“This is a fragment of an apparently ancient ballad, related to me by a lady of Berwick-on-Tweed, who used to sing it in her childhood. I have given all that she was able to furnish me with. The same lady assures me that she never remembers having seen it in print [!!], and that she had learnt if from her nurse, together with the ballad of ’Sir Patrick Spens,’ and several Irish legends, since forgotten.”
P. 274. The Merchant’s Garland:—
“Syr Carnegie’s gane owre
the sea,
And’s plowing thro’
the main,
And now must make a lang voyage,
The red gold for to gain.”
This is evidently one of those ballads which calls
Mr. Sheldon “godfather.”
The original ballad, which has been “baptized
and remodelled,” is called
“The Factor’s Garland.” It
begins in the following homely manner:—
“Behold here’s a ditty, ’tis
true and no jest
Concerning a young gentleman in the East,
Who by his great gaming came to poverty,
And afterwards went many voyages to sea.”
P. 329. The rare Ballad of Johnnie Faa:—
“There were seven gipsies in a gang,
They were both brisk and bonny
O;
They rode till they came to the Earl of
Castle’s house,
And here they sang so sweetly
O.”
This is a very hobbling version (from the recitation of a “gipsy vagabond”) of a ballad frequently reprinted. It first appeared in Ramsay’s Tea-Table Miscellany; afterwards in Finlay’s and Chambers’ Collections. None of these versions were known to Mr. Sheldon.
I have now extracted enough from the Minstrelsy of the English Border to show the mode of “ballad editing” as pursued by Mr. Sheldon.

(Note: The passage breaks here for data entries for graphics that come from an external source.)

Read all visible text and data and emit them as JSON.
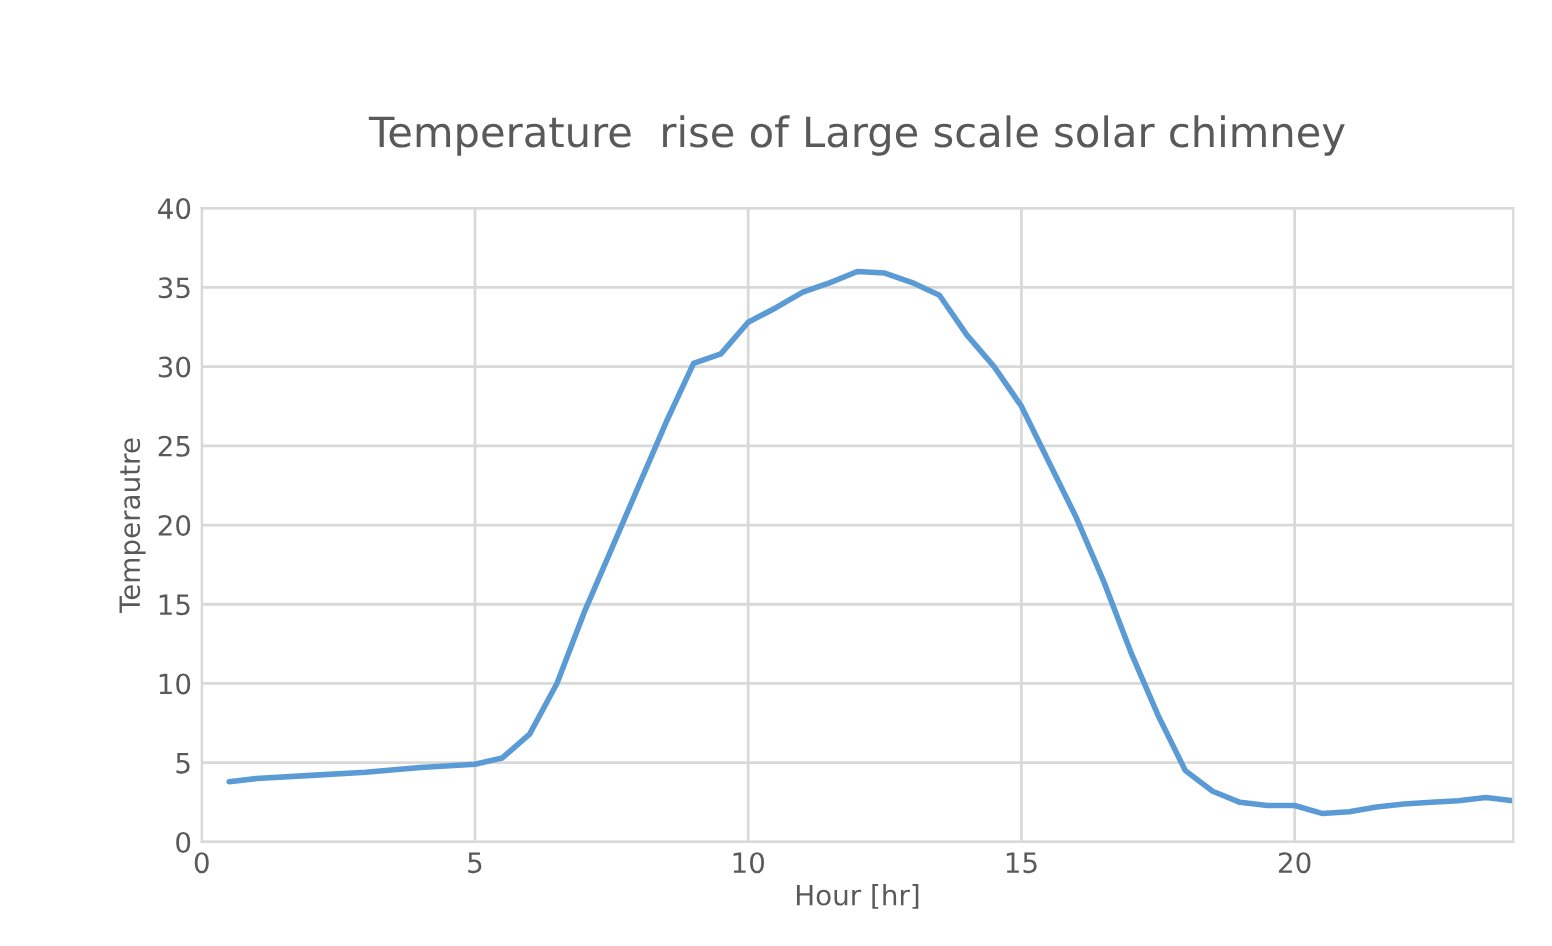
{
  "chart_data": {
    "type": "line",
    "title": "Temperature  rise of Large scale solar chimney",
    "xlabel": "Hour [hr]",
    "ylabel": "Temperautre",
    "x": [
      0.5,
      1,
      2,
      3,
      4,
      5,
      5.5,
      6,
      6.5,
      7,
      7.5,
      8,
      8.5,
      9,
      9.5,
      10,
      10.5,
      11,
      11.5,
      12,
      12.5,
      13,
      13.5,
      14,
      14.5,
      15,
      15.5,
      16,
      16.5,
      17,
      17.5,
      18,
      18.5,
      19,
      19.5,
      20,
      20.5,
      21,
      21.5,
      22,
      22.5,
      23,
      23.5,
      24
    ],
    "series": [
      {
        "color": "#5b9bd5",
        "values": [
          3.8,
          4.0,
          4.2,
          4.4,
          4.7,
          4.9,
          5.3,
          6.8,
          10,
          14.5,
          18.5,
          22.5,
          26.5,
          30.2,
          30.8,
          32.8,
          33.7,
          34.7,
          35.3,
          36.0,
          35.9,
          35.3,
          34.5,
          32,
          30,
          27.5,
          24,
          20.5,
          16.5,
          12,
          8,
          4.5,
          3.2,
          2.5,
          2.3,
          2.3,
          1.8,
          1.9,
          2.2,
          2.4,
          2.5,
          2.6,
          2.8,
          2.6
        ]
      }
    ],
    "xlim": [
      0,
      24
    ],
    "ylim": [
      0,
      40
    ],
    "xticks": [
      0,
      5,
      10,
      15,
      20
    ],
    "yticks": [
      0,
      5,
      10,
      15,
      20,
      25,
      30,
      35,
      40
    ],
    "grid": true,
    "marker": "none",
    "line_style": "solid"
  }
}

The instances are sufficient to strengthen my position.
One of the most popular traditional ballads still {51} floating about the country, is “King Henrie the Fifth’s Conquest:”—
“As our King lay musing on his bed,
He bethought himself upon a time,
Of a tribute that was due from France,
Had not been paid for so long a time.”
It was first printed from “oral communication,” by Sir Harris Nicolas, who inserted two versions in the Appendix to his History of the Battle of Agincourt, 2d edition, 8vo. 1832. It again appeared (not from either of Sir Harris Nicolas’s copies) in the Rev. J.C. Tyler’s Henry of Monmouth, 8vo. vol. ii. p. 197. And, lastly, in Mr. Dixon’s Ancient Poems, Ballads, and Songs of the Peasantry of England, printed by the Percy Society in 1846. These copies vary considerably from each other, which cannot be wondered at, when we find that they were obtained from independent sources. Mr. Tyler does not allude to Sir Harris Nicolas’s copies, nor does Mr. Dixon seem aware that any printed version of the traditional ballad had preceded his. The ballad, however, existed in a printed “broad-side” long before the publications alluded to, and a copy, “Printed and sold in Aldermary Church Yard,” is now before me. It is called “King Henry V., his Conquest of France in Revenge for the Affront offered by the French King in sending him (instead of the Tribute) a ton of Tennis Balls.”